Fianna Fáil Finance spokesperson Michael McGrath has said that the Central Bank rules on mortgage lending, in place since February of this year, are having a significant adverse effect on the ability of families to trade up as their needs change as well as having an impact on first time buyers in major urban centres.
He was commenting following remarks by the Minister for Finance to The Irish Times in relation to the deposit rules for first time buyers in which the Minister stated: “There is a shortage of starter homes in Dublin now. Builders would say that the application of the prudential regulations from the bank might be too restrictive.”
Deputy McGrath commented “Minister Noonan has focused on just one aspect of the debate on home ownership. It is true that the new Central Bank rules are having an impact on first-time buyers hoping to buy in areas where the price of a home exceeds the €220,000 threshold. This is a problem now just in Dublin but in other urban centres such as Cork. In my view, a deposit of 10% for a first time buyer is sufficient and the real focus should be on assessing a person’s repayment capacity.

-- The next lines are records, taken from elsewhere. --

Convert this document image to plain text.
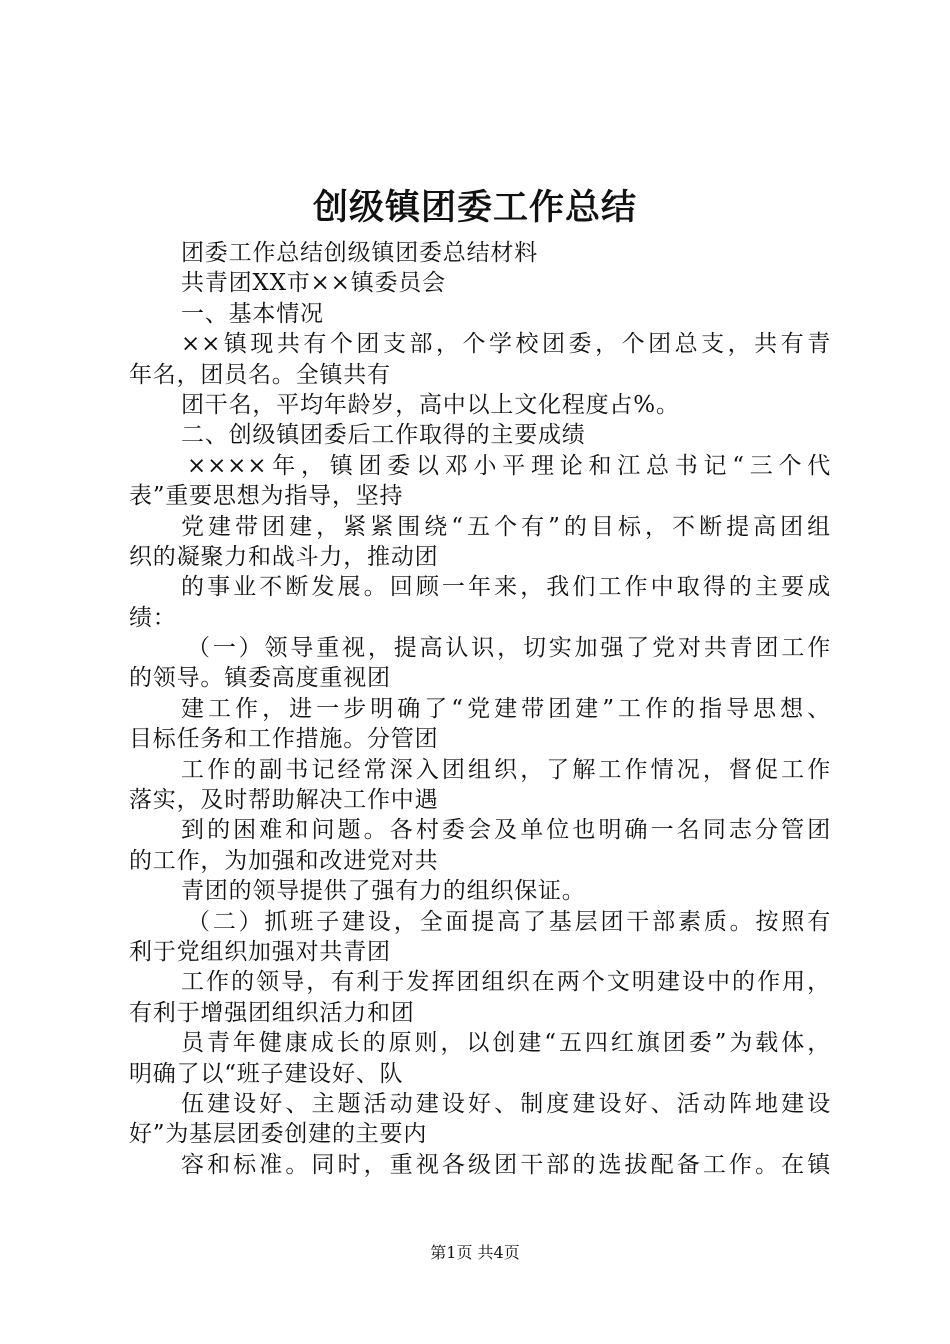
创级镇团委工作总结
团委工作总结创级镇团委总结材料
共青团XX市××镇委员会
一、基本情况
××镇现共有个团支部，个学校团委，个团总支，共有青
年名，团员名。全镇共有
团干名，平均年龄岁，高中以上文化程度占%。
二、创级镇团委后工作取得的主要成绩
××××年，镇团委以邓小平理论和江总书记“三个代
表”重要思想为指导，坚持
党建带团建，紧紧围绕“五个有”的目标，不断提高团组
织的凝聚力和战斗力，推动团
的事业不断发展。回顾一年来，我们工作中取得的主要成
绩：
（一）领导重视，提高认识，切实加强了党对共青团工作
的领导。镇委高度重视团
建工作，进一步明确了“党建带团建”工作的指导思想、
目标任务和工作措施。分管团
工作的副书记经常深入团组织，了解工作情况，督促工作
落实，及时帮助解决工作中遇
到的困难和问题。各村委会及单位也明确一名同志分管团
的工作，为加强和改进党对共
青团的领导提供了强有力的组织保证。
（二）抓班子建设，全面提高了基层团干部素质。按照有
利于党组织加强对共青团
工作的领导，有利于发挥团组织在两个文明建设中的作用，
有利于增强团组织活力和团
员青年健康成长的原则，以创建“五四红旗团委”为载体，
明确了以“班子建设好、队
伍建设好、主题活动建设好、制度建设好、活动阵地建设
好”为基层团委创建的主要内
容和标准。同时，重视各级团干部的选拔配备工作。在镇
第1页 共4页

“While it is appropriate that these rules be kept under review, it is my belief that another acute issue is developing in relation to families who are looking to trade up. When the rules were introduced a much more stringent approach was adopted in relation to non-first time buyers requiring them to have a full 20% deposit.
“Due to the fall in house prices during the recession, many families have seen the equity in their home eroded making it close to impossible for them to come up with a required 20% deposit if they need to move home. This is resulting in an entire generation of people being trapped in houses and apartments which are no longer suitable for their needs even though they have demonstrated a clear capacity to meet their existing mortgage payments. Inevitably this has a knock on effect on the supply of housing units for first time buyers.
“It is simply unfair that a family who may never have missed a mortgage payment and now wishes to move to a new home is faced with an onerous 20% deposit requirement on the value of the new mortgage. For a family wishing to trade up to a €350,000 home they will now need to have €70,000 in cash having cleared their first mortgage with the proceeds from the sale of their home. This will prove impossible for many families.
“I believe it is essential that the impact of the rules is examined in detail. Specifically I am requesting that the Central Bank undertake a review at the start of 2016 of how the rules have impacted in their first year in operation.
“The government has actively facilitated and supported the purchase of Irish residential property by vulture funds at the expense of prospective home buyers in Ireland. This has been done through attractive capital gains tax relief on property investment and an attractive tax regime for vehicles such as Real Estate Investment Trusts. The Central Bank rules on mortgage lending for second time buyers, together with a market value based property tax and the abolition of mortgage interest relief is resulting the in the odds being stacked against aspiring home buyers in Ireland.”